Sonhei que visitava a casa de dois anciões indígenas que moravam na cidade de pedra.
Quando cheguei na humilde casa, eles já idosos e com dificuldade para andar, me levaram para ver o motivo do qual fazia questão de permanecerem vivos.
Eles me levaram até um pequeno cômodo e me mostrou um livro. Quando abri a página do livro, me surpreendi com um pequeno indiozinho, com fisionomia desfigurada. Ele tinha os dentes trepados, orelhas grandes e espichadas, corpo meio arredondado, braços finos e compridos, e pernas curtas.
Fiquei horrorizada com o que vi, e quis fechar o livro, mas der repente o livro começou a ter vida própria e o indiozinho me chamou a atenção com uma lágrima de sangue que saia dos seus esbugalhados olhos, mas tinha também em seu olhar, uma doçura que jamais presenciei.
Ele me contou de um feitiço que sua aldeia sofrera enquanto lutava por preservar a natureza e a cultura do seu povo.
Esta feitiçaria fora feita por homens muito mal e covardes, homens gananciosos e sem coração, que matavam por causa de terras e dizimavam aldeias inteiras a procura de minérios e haviam desmatado todas as florestas onde viviam, chacinavam famílias inteiras, ou escravizavam e violentavam mulheres indígenas, vendiam crianças e matavam os nossos guerreiros. Toda a floresta onde vivíamos fora contaminada, construíram fazendas, gados, monocultura, agrotóxicos e outros venenos ambientais.
E ele continuou dizendo...
-Os animais estão desparecendo, os insetos morrendo. Toda a vida do planeta corre risco de desaparecer. Então vem o desiquilíbrio ambiental, as doenças e pragas. A água está secando, nosso planeta está doente. Este encanto só será quebrado se uma guerreira indígena me amar de todo coração e alma, me dar um beijo de amor e paixão.
O Indiozinho então, me pediu este beijo, eu confesso que senti náuseas ao olhar aquele indiozinho, mas compadecida, eu fechei os olhos, fiz um bico, e deixei que ele me beijasse. Então ele ficou grudado nos meus lábios, e eu quase sem conseguir respirar, o empurrei com força, e ele caiu sentado dentro do livro. Depois de alguns minutos, ele levantou com calma, se olhou, e percebeu que o encanto não fora quebrado, e muito triste me olhou, eu também o olhei. Me entristeci por não conseguir quebrar o seu feitiço.
Me despedi. E..., quando já ia deixando o pequeno cômodo, da minha mão começou a sair virtudes, minha mão brilhava como ouro, e dela saia raios como o do sol, então eu voltei, parei em frente o livro, o abri novamente na página onde se encontrava o indiozinho. Estiquei meus dedos na direção do livro e o livro cresceu de tamanho e se transformou numa tela de pintura, os dedos da minha mão viraram pincéis, e dos pincéis saiam raios nas cores do arco íris.
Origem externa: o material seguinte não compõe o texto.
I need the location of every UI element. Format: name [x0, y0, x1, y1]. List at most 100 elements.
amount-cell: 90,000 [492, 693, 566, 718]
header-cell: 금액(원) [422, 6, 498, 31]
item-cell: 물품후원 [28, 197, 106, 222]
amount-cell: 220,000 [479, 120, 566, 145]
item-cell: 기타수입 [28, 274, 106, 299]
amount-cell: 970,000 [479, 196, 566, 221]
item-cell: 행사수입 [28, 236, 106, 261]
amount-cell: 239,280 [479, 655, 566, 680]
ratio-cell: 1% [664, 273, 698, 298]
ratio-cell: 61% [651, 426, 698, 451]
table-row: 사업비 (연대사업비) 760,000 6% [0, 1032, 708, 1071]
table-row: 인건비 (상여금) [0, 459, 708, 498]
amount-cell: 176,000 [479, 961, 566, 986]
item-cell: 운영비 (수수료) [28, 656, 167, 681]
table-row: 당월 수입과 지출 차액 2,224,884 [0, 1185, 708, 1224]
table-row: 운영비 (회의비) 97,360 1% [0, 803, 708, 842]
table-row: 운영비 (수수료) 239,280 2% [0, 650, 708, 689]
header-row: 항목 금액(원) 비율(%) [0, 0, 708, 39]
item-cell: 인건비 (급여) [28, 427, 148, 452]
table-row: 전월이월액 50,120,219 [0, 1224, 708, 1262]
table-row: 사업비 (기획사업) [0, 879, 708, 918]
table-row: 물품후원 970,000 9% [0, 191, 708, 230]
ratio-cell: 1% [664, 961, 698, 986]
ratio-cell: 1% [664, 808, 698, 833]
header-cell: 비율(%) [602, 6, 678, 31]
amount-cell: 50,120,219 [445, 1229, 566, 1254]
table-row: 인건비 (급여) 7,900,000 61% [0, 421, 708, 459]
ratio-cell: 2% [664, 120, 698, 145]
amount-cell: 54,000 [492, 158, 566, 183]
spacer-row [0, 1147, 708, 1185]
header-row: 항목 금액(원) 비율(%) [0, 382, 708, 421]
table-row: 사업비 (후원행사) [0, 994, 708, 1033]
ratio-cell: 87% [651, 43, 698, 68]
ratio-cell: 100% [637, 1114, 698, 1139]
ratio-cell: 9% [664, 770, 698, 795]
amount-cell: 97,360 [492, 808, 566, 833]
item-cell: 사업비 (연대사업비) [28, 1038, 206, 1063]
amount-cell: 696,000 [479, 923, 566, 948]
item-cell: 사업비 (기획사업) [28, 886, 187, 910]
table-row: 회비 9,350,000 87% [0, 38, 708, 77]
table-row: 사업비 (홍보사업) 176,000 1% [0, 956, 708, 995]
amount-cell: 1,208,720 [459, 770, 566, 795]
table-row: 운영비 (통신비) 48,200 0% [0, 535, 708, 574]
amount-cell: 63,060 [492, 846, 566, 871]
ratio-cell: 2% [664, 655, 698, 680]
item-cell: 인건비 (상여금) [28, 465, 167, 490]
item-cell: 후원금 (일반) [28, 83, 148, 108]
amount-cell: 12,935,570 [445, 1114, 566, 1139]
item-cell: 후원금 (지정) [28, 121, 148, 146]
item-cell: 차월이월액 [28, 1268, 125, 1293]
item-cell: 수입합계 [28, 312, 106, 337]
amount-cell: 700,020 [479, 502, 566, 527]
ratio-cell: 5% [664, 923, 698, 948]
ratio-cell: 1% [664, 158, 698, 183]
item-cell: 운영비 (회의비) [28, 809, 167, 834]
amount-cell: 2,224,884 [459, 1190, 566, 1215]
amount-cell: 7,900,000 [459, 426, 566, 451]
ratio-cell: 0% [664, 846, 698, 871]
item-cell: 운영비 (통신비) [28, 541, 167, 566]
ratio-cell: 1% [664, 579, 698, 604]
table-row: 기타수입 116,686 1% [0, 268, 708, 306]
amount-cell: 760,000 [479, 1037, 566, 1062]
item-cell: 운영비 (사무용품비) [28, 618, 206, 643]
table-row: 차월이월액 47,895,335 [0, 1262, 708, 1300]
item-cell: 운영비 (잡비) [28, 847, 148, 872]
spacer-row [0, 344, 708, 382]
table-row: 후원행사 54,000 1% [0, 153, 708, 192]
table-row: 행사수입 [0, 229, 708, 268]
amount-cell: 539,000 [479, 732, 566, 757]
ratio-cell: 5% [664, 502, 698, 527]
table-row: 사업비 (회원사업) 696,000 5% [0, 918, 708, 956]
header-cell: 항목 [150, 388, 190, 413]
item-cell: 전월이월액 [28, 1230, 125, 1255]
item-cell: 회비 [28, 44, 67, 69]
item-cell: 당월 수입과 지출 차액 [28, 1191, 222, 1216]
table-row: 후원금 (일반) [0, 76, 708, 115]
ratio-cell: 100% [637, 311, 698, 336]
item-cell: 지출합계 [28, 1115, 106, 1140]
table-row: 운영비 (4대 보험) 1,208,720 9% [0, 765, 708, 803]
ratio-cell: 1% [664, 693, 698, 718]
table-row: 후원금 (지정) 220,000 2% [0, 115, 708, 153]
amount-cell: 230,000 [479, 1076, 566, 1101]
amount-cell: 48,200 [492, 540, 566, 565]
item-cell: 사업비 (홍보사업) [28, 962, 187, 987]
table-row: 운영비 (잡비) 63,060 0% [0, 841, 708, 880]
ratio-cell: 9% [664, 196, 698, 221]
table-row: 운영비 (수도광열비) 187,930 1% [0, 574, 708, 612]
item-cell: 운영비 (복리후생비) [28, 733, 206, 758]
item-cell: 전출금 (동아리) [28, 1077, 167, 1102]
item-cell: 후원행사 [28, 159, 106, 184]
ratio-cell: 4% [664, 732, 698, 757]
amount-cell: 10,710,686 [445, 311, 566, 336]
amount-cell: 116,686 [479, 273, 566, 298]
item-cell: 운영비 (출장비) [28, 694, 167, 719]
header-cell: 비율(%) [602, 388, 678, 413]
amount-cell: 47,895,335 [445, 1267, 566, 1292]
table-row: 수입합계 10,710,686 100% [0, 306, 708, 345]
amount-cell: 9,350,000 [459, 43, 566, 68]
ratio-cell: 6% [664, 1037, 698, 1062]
Então eu comecei a pintar uma nova paisagem. Onde havia tristeza, eu pintava alegria, onde havia dor, eu curava as feridas, onde havia desânimo, eu pintava esperança, e para completar, eu pintei uma bela guerreira que seria sua companheira e amiga.
Infelizmente eu não pude transformar o feitiço, as maldades do homem branco na vida do indiozinho, porque já estava enraizado no seu passado, na vida dos ancestrais, e porque também não dependia só de mim para desfazer aquele grande mal que assombra o homem e a natureza, dependia de várias outras pessoas que amasse o indígena, valorizasse a sua cultura, a terra, os animais e a Natureza.
Somente pode mudar a vida do indígenas, aqueles que tiverem dispostos a lutar por uma causa digna, justa e de direitos negados, da cultura negada, e da sua identidade perdida. Então eu disse para aquele indiozinho, que tivesse calma, que eu, e você que lê este pequeno conto, acordaríamos deste pesadelo e que na vida real, no momento certo Dokôra ( Deus) haveria de enviar alguém que nos ame com toda a força dos ventos e venha quebrar o feitiço e trazer de volta a nossa forma natural, a nossa cultura, nosso povo, e teríamos as terras que sempre sonhamos.
Ele me agradeceu, sorriu, e eu acordei.